SECTION _______. QUALIFICATIONS.
The Mayor and each Council member shall be at the time of election or appointment, and shall remain throughout the term of office, a qualified elector of the City.
The Mayor and each Council member shall begin their term of office on the first day of January following their election. The Mayor and each Council member shall take the oath of office on or before the first day of January.
SECTION ______ OFFICERS OF THE COUNCIL.
The officers of the Council shall be the Mayor and Vice Mayor.
(A) Mayor. The Mayor shall have the right to vote on all issues before the Council but shall have no power of veto.

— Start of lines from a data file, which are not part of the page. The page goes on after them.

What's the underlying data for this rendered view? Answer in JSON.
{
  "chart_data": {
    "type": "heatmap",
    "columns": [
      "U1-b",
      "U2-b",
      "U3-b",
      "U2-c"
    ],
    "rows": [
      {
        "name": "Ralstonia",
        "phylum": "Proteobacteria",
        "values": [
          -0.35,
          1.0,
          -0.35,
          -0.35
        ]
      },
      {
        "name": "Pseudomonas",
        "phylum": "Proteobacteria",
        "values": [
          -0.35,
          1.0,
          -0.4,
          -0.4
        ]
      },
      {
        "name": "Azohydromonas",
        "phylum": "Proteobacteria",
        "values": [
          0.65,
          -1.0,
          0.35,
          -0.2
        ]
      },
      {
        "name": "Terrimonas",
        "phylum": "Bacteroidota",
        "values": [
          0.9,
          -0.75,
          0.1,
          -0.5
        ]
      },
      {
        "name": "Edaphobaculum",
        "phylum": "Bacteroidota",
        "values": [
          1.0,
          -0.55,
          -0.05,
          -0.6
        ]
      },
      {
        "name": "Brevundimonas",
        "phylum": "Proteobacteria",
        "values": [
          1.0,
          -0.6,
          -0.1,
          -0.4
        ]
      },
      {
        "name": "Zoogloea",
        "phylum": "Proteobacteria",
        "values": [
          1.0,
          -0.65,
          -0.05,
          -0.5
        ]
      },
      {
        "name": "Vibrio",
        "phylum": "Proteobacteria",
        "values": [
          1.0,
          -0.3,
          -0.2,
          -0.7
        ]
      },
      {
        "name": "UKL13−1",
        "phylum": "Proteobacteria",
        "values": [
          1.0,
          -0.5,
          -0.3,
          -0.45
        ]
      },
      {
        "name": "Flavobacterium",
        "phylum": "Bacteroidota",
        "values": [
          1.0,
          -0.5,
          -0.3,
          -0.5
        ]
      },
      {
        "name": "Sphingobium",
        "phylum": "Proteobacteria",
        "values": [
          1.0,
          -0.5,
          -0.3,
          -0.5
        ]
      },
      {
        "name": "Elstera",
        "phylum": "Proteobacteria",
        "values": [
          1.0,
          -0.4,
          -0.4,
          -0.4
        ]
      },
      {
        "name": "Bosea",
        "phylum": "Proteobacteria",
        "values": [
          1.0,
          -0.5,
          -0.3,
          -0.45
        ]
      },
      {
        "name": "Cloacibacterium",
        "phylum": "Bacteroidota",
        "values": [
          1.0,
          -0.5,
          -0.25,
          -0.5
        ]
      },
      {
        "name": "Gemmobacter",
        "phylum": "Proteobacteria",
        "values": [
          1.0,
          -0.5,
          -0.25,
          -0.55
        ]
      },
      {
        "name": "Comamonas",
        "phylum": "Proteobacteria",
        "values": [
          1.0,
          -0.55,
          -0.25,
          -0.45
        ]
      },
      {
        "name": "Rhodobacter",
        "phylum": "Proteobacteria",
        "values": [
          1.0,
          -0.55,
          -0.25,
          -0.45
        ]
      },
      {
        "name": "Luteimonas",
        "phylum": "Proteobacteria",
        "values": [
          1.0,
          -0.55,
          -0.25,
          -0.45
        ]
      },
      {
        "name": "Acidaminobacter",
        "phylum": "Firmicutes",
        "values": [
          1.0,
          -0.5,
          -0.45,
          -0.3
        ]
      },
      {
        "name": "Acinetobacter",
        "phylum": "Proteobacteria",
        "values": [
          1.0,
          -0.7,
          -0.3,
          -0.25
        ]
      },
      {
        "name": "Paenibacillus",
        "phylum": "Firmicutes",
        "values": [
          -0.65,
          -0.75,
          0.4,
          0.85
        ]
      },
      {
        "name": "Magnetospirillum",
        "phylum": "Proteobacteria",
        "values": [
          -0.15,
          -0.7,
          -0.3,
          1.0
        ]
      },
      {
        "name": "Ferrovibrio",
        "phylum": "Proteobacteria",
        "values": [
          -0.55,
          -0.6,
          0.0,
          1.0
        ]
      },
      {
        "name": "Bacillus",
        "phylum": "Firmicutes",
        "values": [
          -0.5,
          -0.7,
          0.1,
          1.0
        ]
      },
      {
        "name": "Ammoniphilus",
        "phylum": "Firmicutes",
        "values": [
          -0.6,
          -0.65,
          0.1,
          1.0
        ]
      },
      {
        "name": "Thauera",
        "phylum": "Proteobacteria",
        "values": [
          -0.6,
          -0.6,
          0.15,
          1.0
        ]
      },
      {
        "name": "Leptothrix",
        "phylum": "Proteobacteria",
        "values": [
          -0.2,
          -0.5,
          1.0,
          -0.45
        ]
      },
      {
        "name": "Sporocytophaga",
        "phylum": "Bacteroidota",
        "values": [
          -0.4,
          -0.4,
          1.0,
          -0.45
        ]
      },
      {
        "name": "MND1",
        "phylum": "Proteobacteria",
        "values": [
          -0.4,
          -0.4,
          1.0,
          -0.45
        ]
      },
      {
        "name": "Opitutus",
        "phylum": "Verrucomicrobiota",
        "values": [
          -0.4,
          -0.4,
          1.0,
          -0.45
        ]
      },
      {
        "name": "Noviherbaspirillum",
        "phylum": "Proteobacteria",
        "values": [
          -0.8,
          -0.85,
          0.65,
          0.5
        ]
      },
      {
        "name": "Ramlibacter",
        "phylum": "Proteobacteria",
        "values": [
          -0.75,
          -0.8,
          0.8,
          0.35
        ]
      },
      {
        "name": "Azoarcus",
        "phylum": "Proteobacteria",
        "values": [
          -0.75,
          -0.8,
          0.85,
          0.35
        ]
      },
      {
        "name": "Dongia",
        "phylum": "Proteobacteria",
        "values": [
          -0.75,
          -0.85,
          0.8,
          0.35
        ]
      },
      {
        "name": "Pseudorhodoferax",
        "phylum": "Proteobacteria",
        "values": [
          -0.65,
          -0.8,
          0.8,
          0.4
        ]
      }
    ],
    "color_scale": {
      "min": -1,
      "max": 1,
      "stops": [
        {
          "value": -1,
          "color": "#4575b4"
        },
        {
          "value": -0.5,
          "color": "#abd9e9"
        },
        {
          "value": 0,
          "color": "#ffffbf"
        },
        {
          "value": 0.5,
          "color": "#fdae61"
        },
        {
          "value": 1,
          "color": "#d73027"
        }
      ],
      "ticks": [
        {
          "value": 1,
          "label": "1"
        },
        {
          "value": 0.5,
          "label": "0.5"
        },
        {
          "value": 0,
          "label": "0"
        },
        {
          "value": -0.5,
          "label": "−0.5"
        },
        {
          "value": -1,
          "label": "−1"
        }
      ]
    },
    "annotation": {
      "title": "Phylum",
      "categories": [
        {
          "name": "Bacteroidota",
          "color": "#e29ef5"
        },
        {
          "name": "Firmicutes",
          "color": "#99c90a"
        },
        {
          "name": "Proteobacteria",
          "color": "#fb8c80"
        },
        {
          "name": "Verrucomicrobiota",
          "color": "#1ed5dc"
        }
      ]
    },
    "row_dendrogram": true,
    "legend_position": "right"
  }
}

In addition to the powers, rights, and duties as a Council member, the Mayor shall preside at meetings of the Council, shall be recognized as head of the city government for all ceremonial purposes, by the Governor for purposes of military law, and by the courts for civil process involving the City. The Mayor is recognized as the Chief Executive Officer [Executive Officer] as required by the Ohio Revised Code for purposes of declaring an emergency, but not for any action other than as required by declared emergencies. The Mayor may by ordinance have judicial powers and shall perform all other duties prescribed by ordinance or by resolution of the Council not inconsistent with the provisions of this Charter.
(B) Vice Mayor. The Vice Mayor shall exercise all the power and perform all the duties of the Mayor in case of temporary absence or disability. The City Council Candidate receiving the highest number of votes from City electors at the most recent November general election in an off numbered year will be the Vice Mayor and will serve as such for the first two (2) years of his or her term. If the office of Vice Mayor becomes vacant, the successor Vice Mayor shall be the member who received the next higher number of votes at the most recent rotation election of Council members. If it is not possible to identify a successor in that manner, the Council shall choose a new Vice Mayor at its next regular meeting. In the event of a vacancy in the office of Mayor, the Vice Mayor will serve as Mayor until such time as the vacancy is filled in accordance with Section _____ of this Charter.